The Working Waterfront

It’s time for an honest conversation about aquaculture

Opposition may not be authentic, or reality based

BY BENJAMIN FORD
Posted 2025-02-20
Last Modified 2025-02-20

Maine’s seafood industry is well positioned to realize a greener future. Maine waters contain the perfect conditions to grow fish with a fraction of the carbon footprint of beef.

Those same clean, cold waters grow the world’s most succulent mussels and oysters. Not only can we grow world-class food, but companies like Eimskip and Portland’s new cold storage facility have brought markets in London, Paris, and Berlin right to our doorsteps.

For the first time in decades, Maine’s population growth outpaced the national average. We are still aging faster. But we have a shot at reversing that trend as young people, seeing opportunities here, flood our universities to learn about aquaculture and their role in Maine’s future.

Yet in the last few years we have watched the promise of an innovative and dynamic seafood industry be picked apart by groups flying a false flag of environmentalism or “fishing heritage.”

Benjamin Ford
Benjamin Ford

These groups are often fronted by real Mainers with real concerns. But hiding behind those men and women in hoodies and bibs are shrewd political mercenaries making a fortune selling a false narrative to otherwise well-meaning retirees and out-of-state families.

Fear sells and nothing is scarier than change. Families from away, long a mainstay of the Maine economy, are noticing the change and are being told the summers they knew as children are under threat from “industrialized aquaculture.”

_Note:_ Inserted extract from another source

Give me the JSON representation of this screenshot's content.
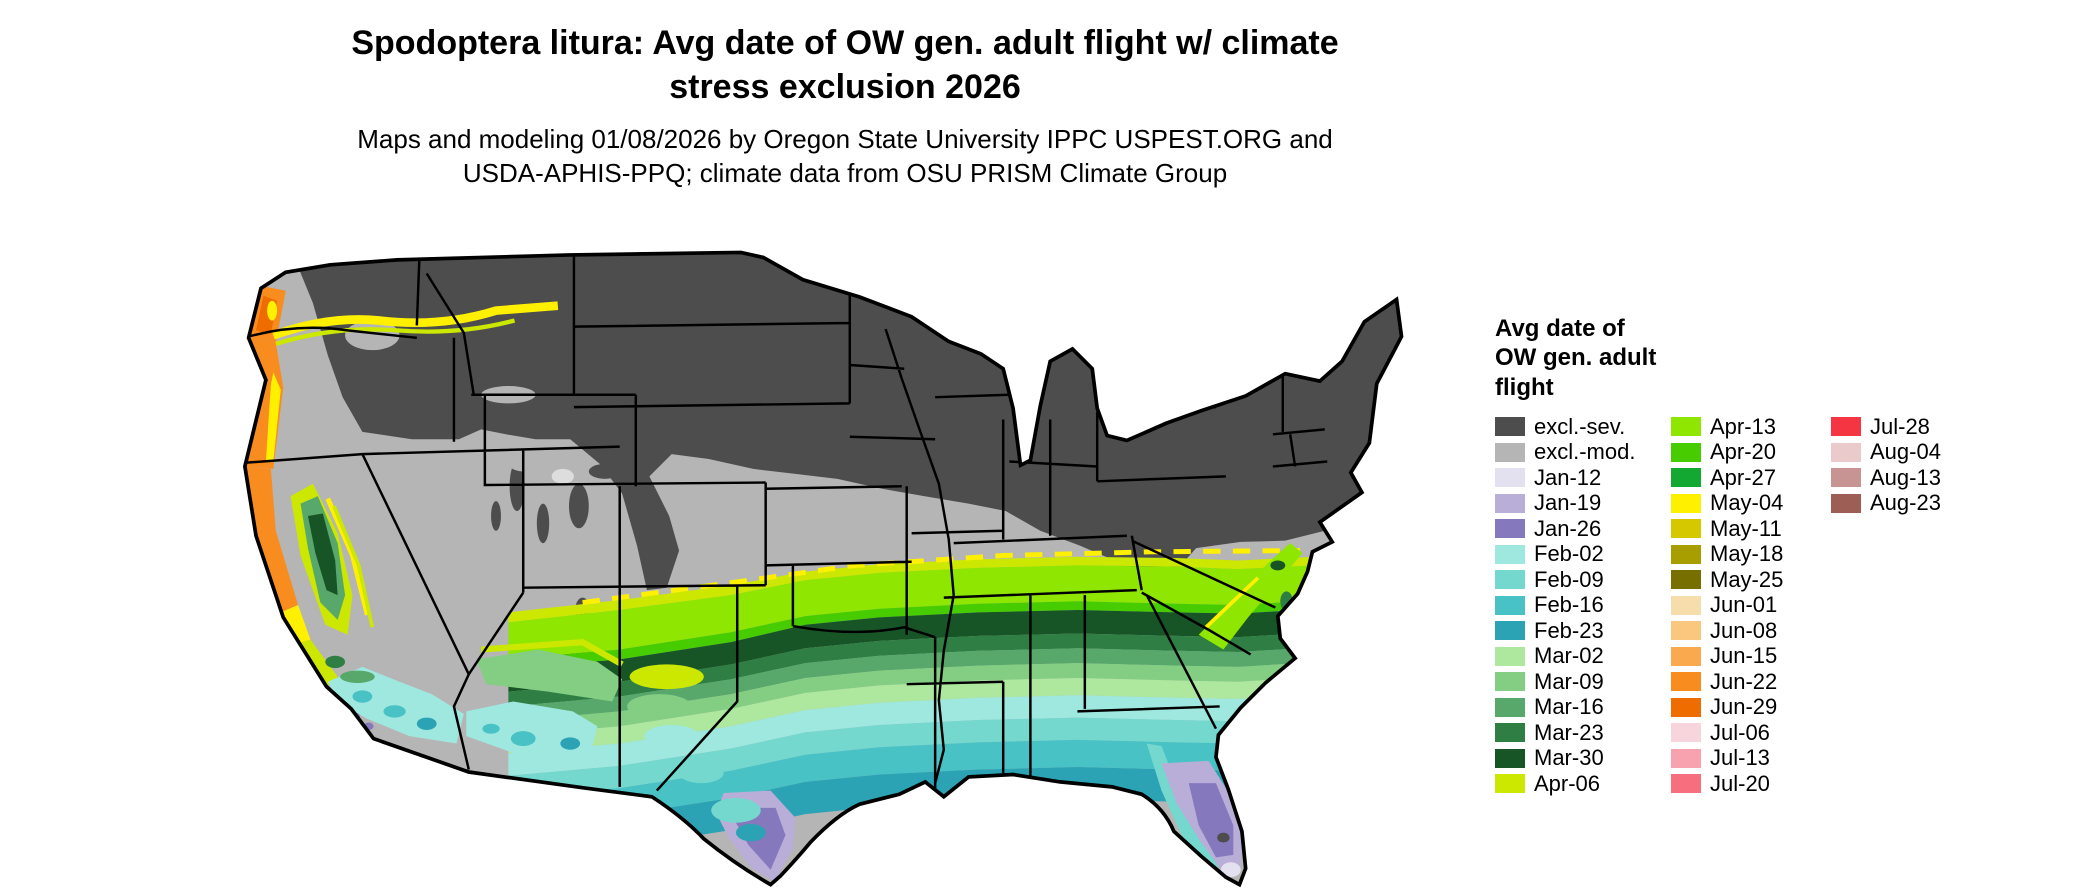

Seen in this light, any innovation beyond the iconic lobster boat becomes the enemy. The ancient practice of harvesting seaweed to fertilize crops becomes a biohazard. Mussel rafts become an intolerable eye sore, and floating oyster baskets become an existential threat to future generations.

Armed with out-of-state-money these groups enter the fight. They cannot win on the science, because there is little data to back their fear mongering. Instead, they fight behind podiums in front of lay people where unsupported tales of environmental destruction find much less discerning ears. These groups will claim the decision on whether or not to allow aquaculture is “up to the town.”

But when a town makes a decision the mercenaries do not like, out come the lawyers to bury those towns in lawsuits.

We are too quick to dismiss people as NIMBYs. Local people, families from away who are impacted by a proposal have a compelling argument: it is not fair to ask one group to shoulder the burdens of change when the benefits of that change flow to everyone else.

But that argument loses all moral authority when made by someone falsely claiming to be interested only in the environment or in preserving some imagined way of life.

We owe it to the youth of Maine to have an honest conversation about aquaculture. For some, that means speaking up for the first time about our shared future and their role in it.

For others it means coming out from behind paid spokespeople to speak openly about their fears and the equities of change. Those that do may not win every argument, but they will save a ton of money, find a deeper love for Maine, and a deeper respect for Mainers along the way.